Following the premiere of “In Your Eyes” Sunday night at the Tribeca Film Festival, the big budget film director Joss Whedon (“The Avengers”) released the sci-fi rom-com, co-starring Zoe Kazan and Michael Stahl-David, online for $5.
The supernatural dramedy, which Whedon wrote and executive produced, is the story of star-crossed lovers who live on opposite sites of the coast but have felt a psychic, passionate closeness since they were kids. They communicate by voices in their head and talk out loud to each other.
The film is the second offering from Joss Whedon and Kai Cole’s (Whedon’s wife) Bellwether Pictures Production, following their adaptation of Shakespeare’s “Much Ado About Nothing.”
After Sunday’s premiere, “In Your Eyes” director Brin Hill asked the stars of the film, along with cast members Nikki Reed, Mark Feuerstein and Jennifer Grey, to come on stage for a Q&A.
“We do have one person not able to jump up here,” Hill added. “One of the key contributors to the film is busy making a little micro-budget super hero film (“Avengers: Age of Ultron”), so he couldn’t be at Tribeca, but he made a video that I think we’re going to play real quick for you right now.”
Then the “Buffy the Vampire Slayer” director materialized on screen.
“Hi, it’s Joss,” he said. “I wish I could be there with you, but I’m here with me instead.
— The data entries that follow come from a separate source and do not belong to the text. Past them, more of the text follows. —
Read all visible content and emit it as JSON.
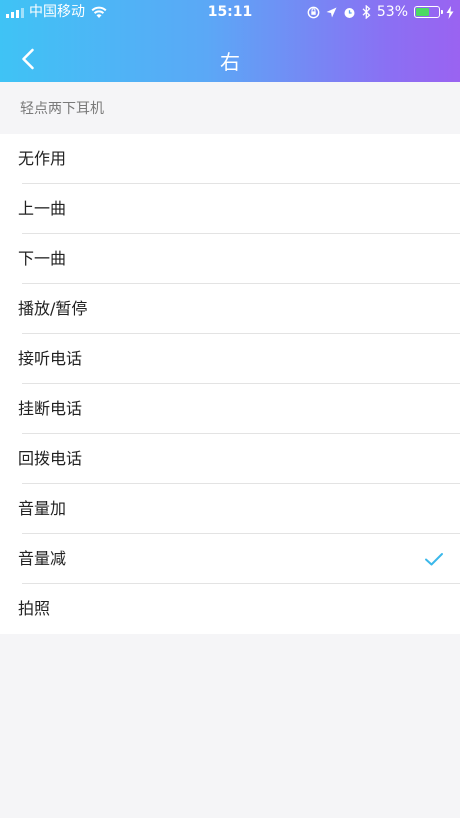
{
  "status_bar": {
    "carrier": "中国移动",
    "time": "15:11",
    "battery": "53%",
    "battery_level": 0.53
  },
  "nav": {
    "title": "右",
    "back_icon": "chevron-left-icon"
  },
  "section": {
    "header": "轻点两下耳机"
  },
  "options": [
    {
      "label": "无作用",
      "selected": false
    },
    {
      "label": "上一曲",
      "selected": false
    },
    {
      "label": "下一曲",
      "selected": false
    },
    {
      "label": "播放/暂停",
      "selected": false
    },
    {
      "label": "接听电话",
      "selected": false
    },
    {
      "label": "挂断电话",
      "selected": false
    },
    {
      "label": "回拨电话",
      "selected": false
    },
    {
      "label": "音量加",
      "selected": false
    },
    {
      "label": "音量减",
      "selected": true
    },
    {
      "label": "拍照",
      "selected": false
    }
  ],
  "colors": {
    "gradient_start": "#3fc3f5",
    "gradient_end": "#9a63f1",
    "check": "#3bb8ea",
    "battery_fill": "#4cd964"
  }
}
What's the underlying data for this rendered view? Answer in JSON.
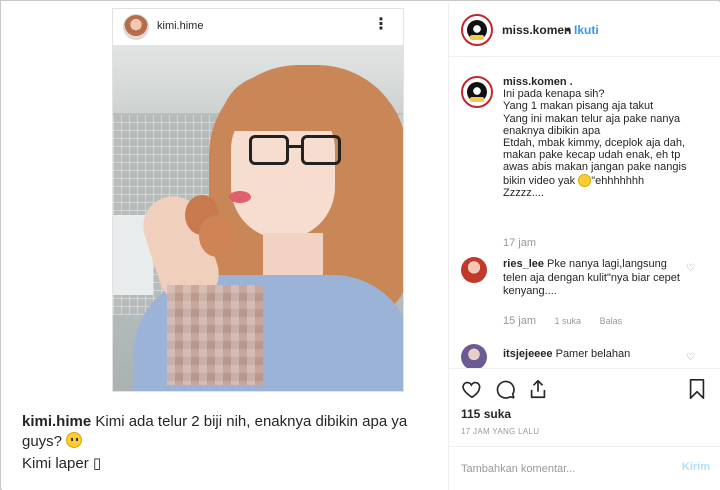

I did want to say thank you for coming to the film. It’s a very exciting night for us because it’s not just the premiere of the film, it’s the worldwide release date because as of now, ‘In Your Eyes’ is available on any Internet cable device for $5.”
Whedon added, “It’s exciting for us, because it means we get to explore yet another new form of distribution and get $5.”
Before Whedon’s surprise appearance, I spoke to Zoe Kazan on the red carpet and remarked that the supernatural elements – I had not yet seen the film – recalled her film “Ruby Sparks,” which she wrote. The movies are completely different, she told me, wrapped in a warm fake fur coat to ward off the cold. “This is a big sweeping romance. I thought it was really interesting. When you see it, you’ll see it has an unusual concept that was Brin and Joss’s. I just thought they seemed like smart, cool guys and it would be fun to make a movie with them.”
Part of the Bellwether process is to shoot the films very quickly, in this case 20 days on both coasts 3000 miles apart. “There’s wasn’t a lot of time to second-guess yourself, which, I guess, was good,” Kazan recalled. “It was definitely exhausting. I had a full-blown meltdown at one point on set, because I was just so tired from shooting nights all the time.”
What kind of meltdown, I asked.
“I was just really tired, tired and cold. You feel like a total adult and then you’re tired and cold and hungry and suddenly you’re not an adult anymore. You’re like a two year-old child,” she laughed.
Whedon wasn’t available during the shoot because he was in the editing room on “Avengers,” she told me, although they had a reading at his house. Asked if she’d like to be in an “Avengers” film, she said, “Yeah, sure.” But she’s not about to ask him. “No, no, that would be greedy.”
Also on the red carpet, Michael Stahl-David told me the idea of people paying attention to voices in their head and responding was not that difficult a premise to accept. “I think people get comfortable with the voices in their head half the time. And if it was a nice voice like Zoe Kazan’s voice, a very sweet voice, than maybe you’d come around to it.”
Brin Hill admitted that to direct a film written by Joss Whedon did add “pressure,” but he explained how the two bonded. “I love to turn genre on its head, and he loves to mash up genres, so I think for us it was a great kind of meeting of those two minds. Like, how do you make a love story and a sci-fi movie mash up together?”